Following my previous question, let $0 \lt c \lt 1$ and consider the statements $$\mathbb{P}[\{\omega\in \Omega: \forall \epsilon\gt 0 \ \exists N\in \mathbb{N} \ \forall n\ge N \ |X_n(\omega) - X(\omega)| \lt \epsilon \}] = c, \tag{1}$$ $$\forall \epsilon\gt 0 ,\ \ \ \ \mathbb{P}[\{\omega\in \Omega: \exists N\in \mathbb{N} \ \forall n\ge N \ |X_n(\omega) - X(\omega)| \lt \epsilon \}] = c. \tag{2}$$ I think in general the equivalence $(1) \iff (2)$ doesn't hold since the proof for the case $c = 1$ heavily relies on the value of probability and the proof doesn't seem to work for any other value except $c = 1$ (and maybe $c = 0$) but I couldn't construct a counterexample. Is my guess correct? If the answer is yes, then what counterexample can be given?
Edit: Andrew's answer shows that $(2) \implies (1)$ is true. Let $A_\epsilon = \{\omega\in \Omega: \exists N\in \mathbb{N} \ \forall n\ge N \ |X_n(\omega) - X(\omega)| \lt \epsilon \}$ and $A = \cap_{\epsilon >0} A_{\epsilon}$. We want to show that $$\forall \epsilon \gt 0, \ \ P(A_\epsilon) = c \implies P(A) = c$$ holds.
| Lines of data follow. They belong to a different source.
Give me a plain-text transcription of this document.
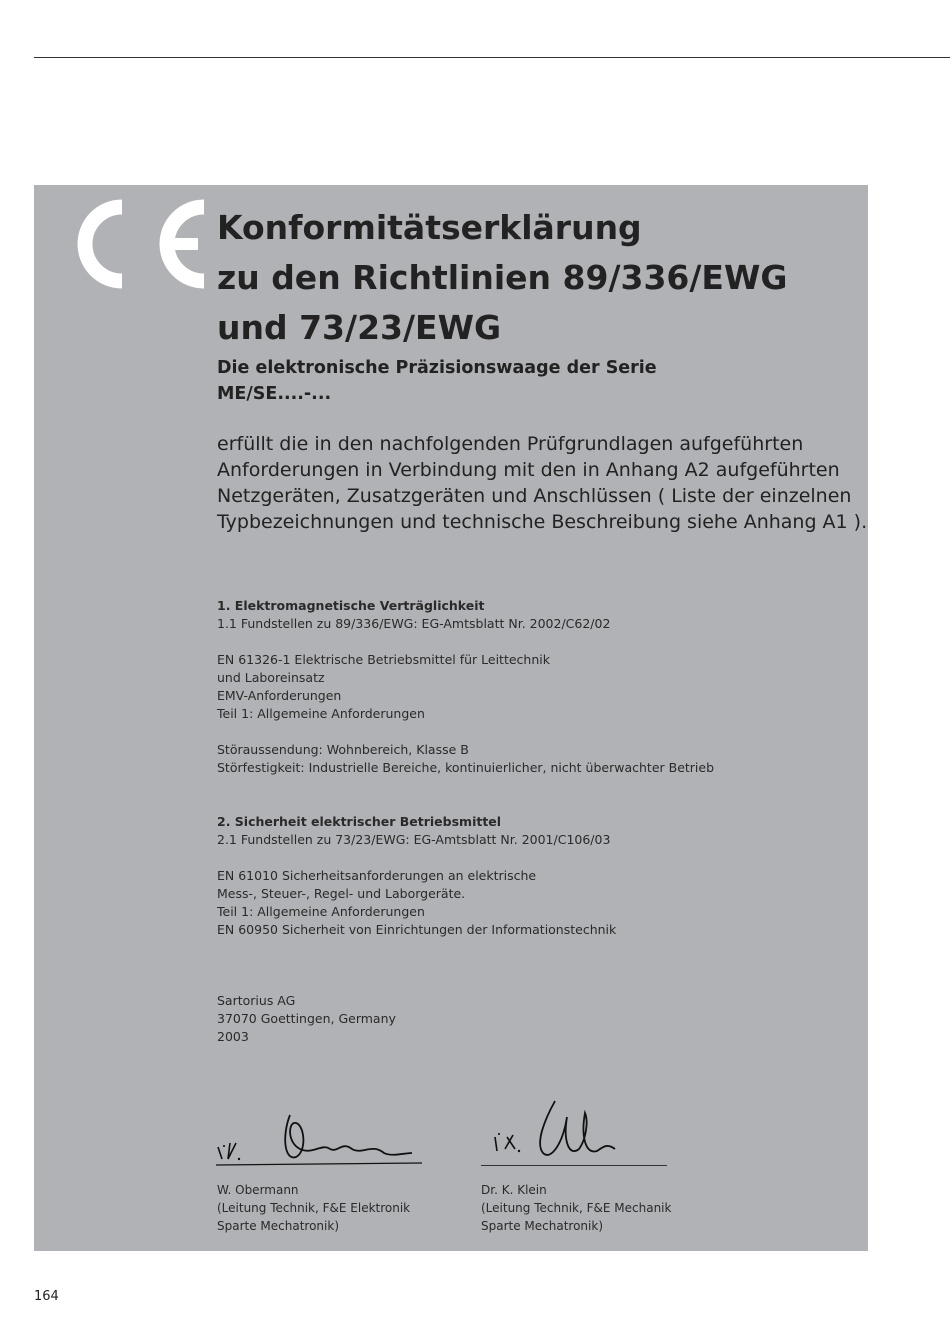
Konformitätserklärung
zu den Richtlinien 89/336/EWG
und 73/23/EWG
Die elektronische Präzisionswaage der Serie
ME/SE....-...
erfüllt die in den nachfolgenden Prüfgrundlagen aufgeführten
Anforderungen in Verbindung mit den in Anhang A2 aufgeführten
Netzgeräten, Zusatzgeräten und Anschlüssen ( Liste der einzelnen
Typbezeichnungen und technische Beschreibung siehe Anhang A1 ).
1. Elektromagnetische Verträglichkeit
1.1 Fundstellen zu 89/336/EWG: EG-Amtsblatt Nr. 2002/C62/02
EN 61326-1 Elektrische Betriebsmittel für Leittechnik
und Laboreinsatz
EMV-Anforderungen
Teil 1: Allgemeine Anforderungen
Störaussendung: Wohnbereich, Klasse B
Störfestigkeit: Industrielle Bereiche, kontinuierlicher, nicht überwachter Betrieb
2. Sicherheit elektrischer Betriebsmittel
2.1 Fundstellen zu 73/23/EWG: EG-Amtsblatt Nr. 2001/C106/03
EN 61010 Sicherheitsanforderungen an elektrische
Mess-, Steuer-, Regel- und Laborgeräte.
Teil 1: Allgemeine Anforderungen
EN 60950 Sicherheit von Einrichtungen der Informationstechnik
Sartorius AG
37070 Goettingen, Germany
2003
W. Obermann
(Leitung Technik, F&E Elektronik
Sparte Mechatronik)
Dr. K. Klein
(Leitung Technik, F&E Mechanik
Sparte Mechatronik)
164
Define the conditional probability $\tilde{P}(\cdot) = P(\cdot \cap A_1)/P(A_1)$. Note that $\tilde{P}(\cdot)$ is well-defined since we have $P(A_1) \gt 0$: $$\forall \epsilon \gt 0, \ \ P(A_\epsilon) = c \implies P(A_1) = c \gt 0$$ Note that $(A_\epsilon)_{\epsilon \gt 0}$ is a nondecreasing family of subsets which means that $A_{\epsilon_1} \subseteq A_{\epsilon_2}$ for every $\epsilon_1 \le \epsilon_2$. So for $\epsilon \ge 1$ we have $A_1 \cap A_\epsilon = A_1$ and for $\epsilon \lt 1$ we have $A_1 \cap A_\epsilon = A_\epsilon$. This shows that $$\tilde{P}(A_{\epsilon}) = \begin{cases} P(A_1)/P(A_1) = 1, & \epsilon \ge 1 \\ P(A_\epsilon)/P(A_1) = c/c = 1, & \epsilon \lt 1 \end{cases}$$ By the previous result, this shows that $\tilde{P}(A) = 1$ and so $P(A) = P(A \cap A_1) = P(A_1) = c$. What about the other direction? Does it hold that $(1) \implies (2)$?
We use the notation in the comments. Define the probability measure $\tilde{\mathbb P}(\cdot) = \mathbb P(\cdot \cap A_1)/\mathbb P(A_1)$. Note $\tilde{\mathbb P}(A_\epsilon) = 1$ for all $\epsilon>0$. If $\epsilon\geq 1$, then $A_\epsilon\cap A_1 = A_1$. If $\epsilon \leq 1$, then per our hypothesis $$\tilde{\mathbb P}(A_\epsilon) = \mathbb P(A_\epsilon \cap A_1)/\mathbb P(A_1) = \mathbb P(A_\epsilon)/\mathbb P(A_1) = c/c=1$$ Continuity of measure therefore implies $X_n \to X$ $\tilde{\mathbb P}$ -almost surely. We conclude $\mathbb P(\lim X_n = X) = c$.